Musical Instruments For Kids - Parents Make These 10 Mistakes (Part 2)
Learning a musical instrument is arguably one of the most important aspects of your child's education. In getting them started in music, parents need to do more than merely provide the financing and car rides to music lessons. This article will discuss 5 more mistakes that parents can make when getting their child started in music.
In Part 1 of this article, I discussed the first 5 mistakes that parents make when getting their child started in learning a musical instrument. Here in Part 2, we will be looking the last 5 mistakes.
6. You might enroll your child into a group music lesson when you should have enrolled him/her into private lessons, or vice versa.
This really depends on the age of your child. If your child is very young, around 3-5 years-old, I would enroll him/her into a group lesson like a Suzuki class. I like group lessons, especially during the early childhood stages because it teaches social skills that will enrich development. And this is not too young to start because the Suzuki Method teaches how to play the instrument first and learning to read music later.
If the child is between 6 and 12-years-old, I would enroll her in private instruction. She will get the most out of the one-on-one attention. If you have it in your budget, you could enroll your child in the Suzuki class for a year, which meets once a week, and then also enroll her in private instruction once a week. This would give your kid the best of both worlds because the teaching methods are different. After a year of the Suzuki Method, I would just keep your kid in private lessons going forward.
7. You may have forced your child into taking lessons before they were ready, or you piqued her interest
It's very important to begin culturing your child into enjoying music. You can never force someone to like music. But there is evidence that suggests that young children who are exposed to music on a regular basis during the very early years will develop an inclination to the pleasures of music. You can have classical, jazz, or even pop music on all the time! The developing mind loves music.
I would also add that it's never too late to start having music on in the house and car regularly. If your child is above 6-years-old, you can still do the same thing. The difference will be that you should engage with your child in a conversation about the music you're listening to together. It will not only develop an appreciation for music but also a bond between you and your kid.
8. You may have chosen an instrument for your child that he/she is not interested in learning.
You can't choose an instrument that you always wanted to learn or that you may already know how to play. Also, please don't choose an instrument for your child because you like it. Even though kids don't always no yet what they like and don't like, you should let them choose. This will give them a chance to make a commitment and take responsibility for their decision. You will have to stress to them they will be practicing on that instrument every day so they understand their new responsibility.
9. Your child might quit and you don't know the real reason why
There could be many reasons why your child has decided to quit learning their musical instrument. But one reason that you should consider first is the teacher. If your child is enrolled in group lessons, sit in the back of the classroom and observe. Don't go out to run errands. Stay there and see how the teacher is instructing the class. Is she teaching in a way that you would find fun and interesting? If the answer is no, then your kid probably doesn't think so either.

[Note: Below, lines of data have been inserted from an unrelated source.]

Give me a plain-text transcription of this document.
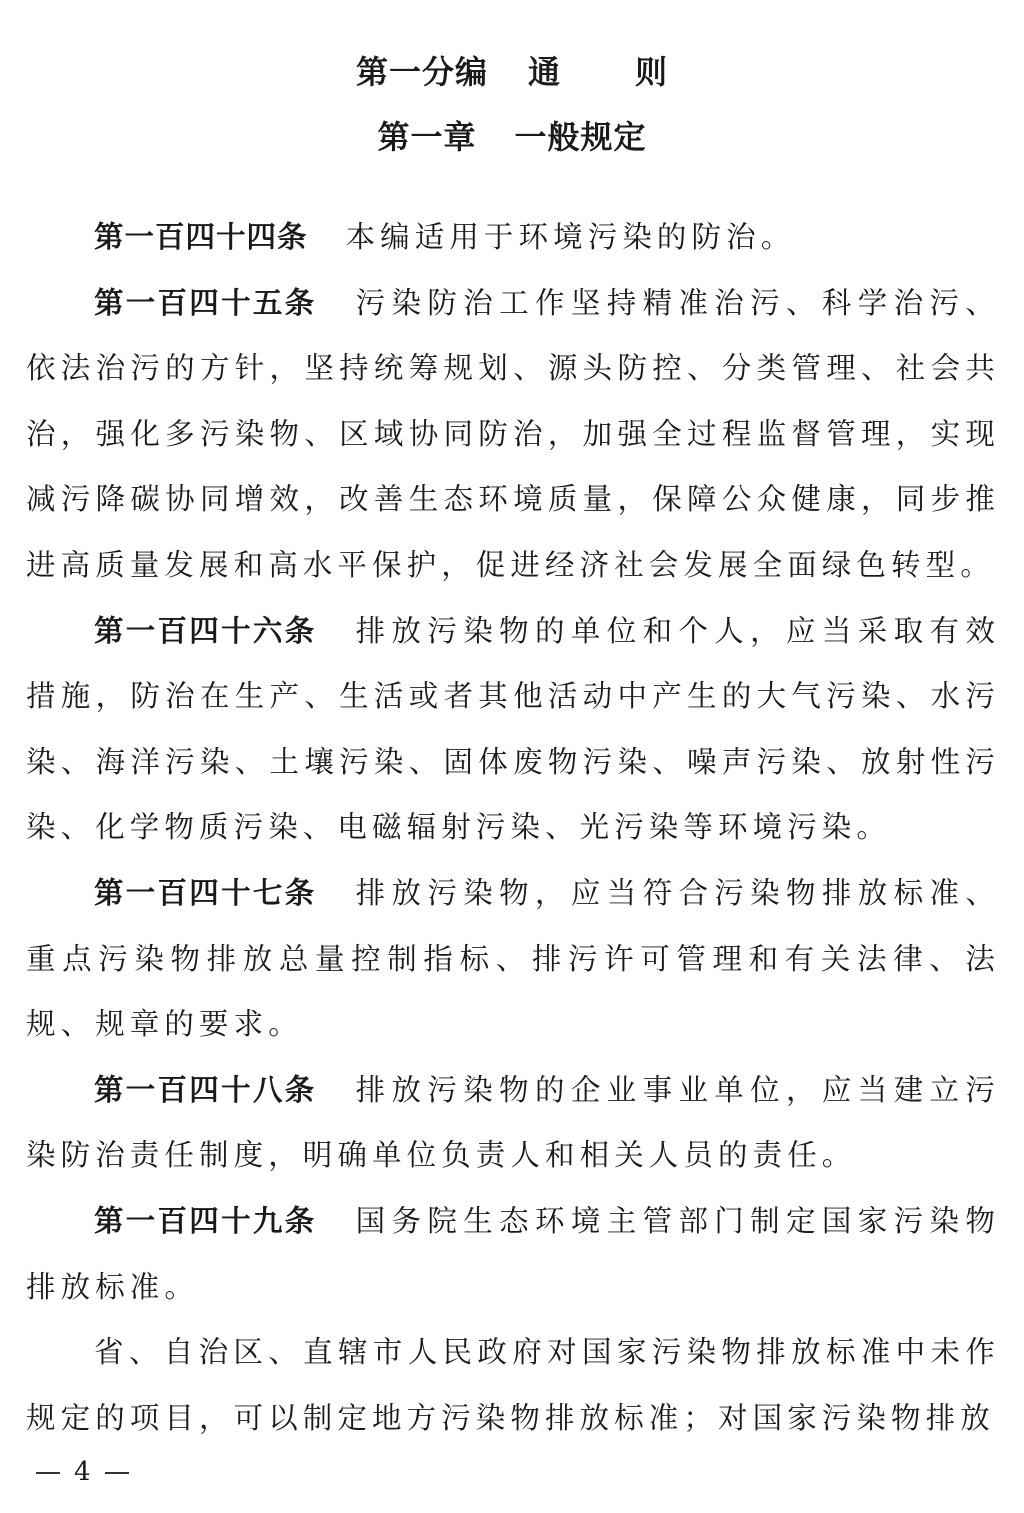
第一分编 通 则
第一章 一般规定

第一百四十四条 本编适用于环境污染的防治。

第一百四十五条 污染防治工作坚持精准治污、科学治污、依法治污的方针，坚持统筹规划、源头防控、分类管理、社会共治，强化多污染物、区域协同防治，加强全过程监督管理，实现减污降碳协同增效，改善生态环境质量，保障公众健康，同步推进高质量发展和高水平保护，促进经济社会发展全面绿色转型。

第一百四十六条 排放污染物的单位和个人，应当采取有效措施，防治在生产、生活或者其他活动中产生的大气污染、水污染、海洋污染、土壤污染、固体废物污染、噪声污染、放射性污染、化学物质污染、电磁辐射污染、光污染等环境污染。

第一百四十七条 排放污染物，应当符合污染物排放标准、重点污染物排放总量控制指标、排污许可管理和有关法律、法规、规章的要求。

第一百四十八条 排放污染物的企业事业单位，应当建立污染防治责任制度，明确单位负责人和相关人员的责任。

第一百四十九条 国务院生态环境主管部门制定国家污染物排放标准。

省、自治区、直辖市人民政府对国家污染物排放标准中未作规定的项目，可以制定地方污染物排放标准；对国家污染物排放

4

If your child is taking private lessons, it would be wise to observe as well. Many private teaching studios have a window on the door so that you can watch the lesson without your child knowing. This is one way to investigate how the teacher is instructing your child, and also to see if your child is either misbehaving or not paying attention. If your child is misbehaving in the lesson, you are going to have to put a stop to this. It's the parent's job to put a little pressure on the child for this problem.
I would also have a conversation with the teacher to find out the reason why your child doesn't want to learn the instrument any more and if possible, how the lesson plan can be modified to pique interest again.
If you find that the teacher is not very good, not engaging, and not doing everything he/she can to motivate your kid, then you may want to consider changing teachers. But before you do that, send your child to a new teacher for one lesson to see if she likes it better. Just make sure you are present at that lesson. Even if you have to be in the room with them. Grab a magazine, sit behind your kid and out of view if possible. Just pretend to read your magazine, but pay attention to what's going on in the lesson.
10. Your child may have a lack of motivation to practice and you don't know how to deal with it correctly
Lack of motivation to practice doesn't mean the your child wants to quit altogether. It could mean that the material is very difficult. Or it could be just laziness. Your child needs support from her teacher and you to achieve. Learning a musical instrument will be one of the most challenging subjects that your kid faces in education. But the value of musical achievement will make everything else in your child's life much easier.
You could also create a “rewards program” at home. Offer your child a reward for practicing 30 minutes a day. Try your best to not make it bribery. You know what your kid likes. Use these things to entice her to practice and to take it seriously. When your kid learns a new song, you need to applaud her for the accomplishment and to encourage her to keep practicing and learning new songs.
Parent's Guide: How To Get Your Child Started In Music
Parent's: Keep Up The Good Work!
If you follow my instructions to avoid the mistakes above, I want you to know that you are doing a great job in getting your child past the challenging early stages of music education. The main point is to get involved and stay engaged in your child's music education and development. By doing this, you'll find comfort in knowing that you're doing all you can in helping your child.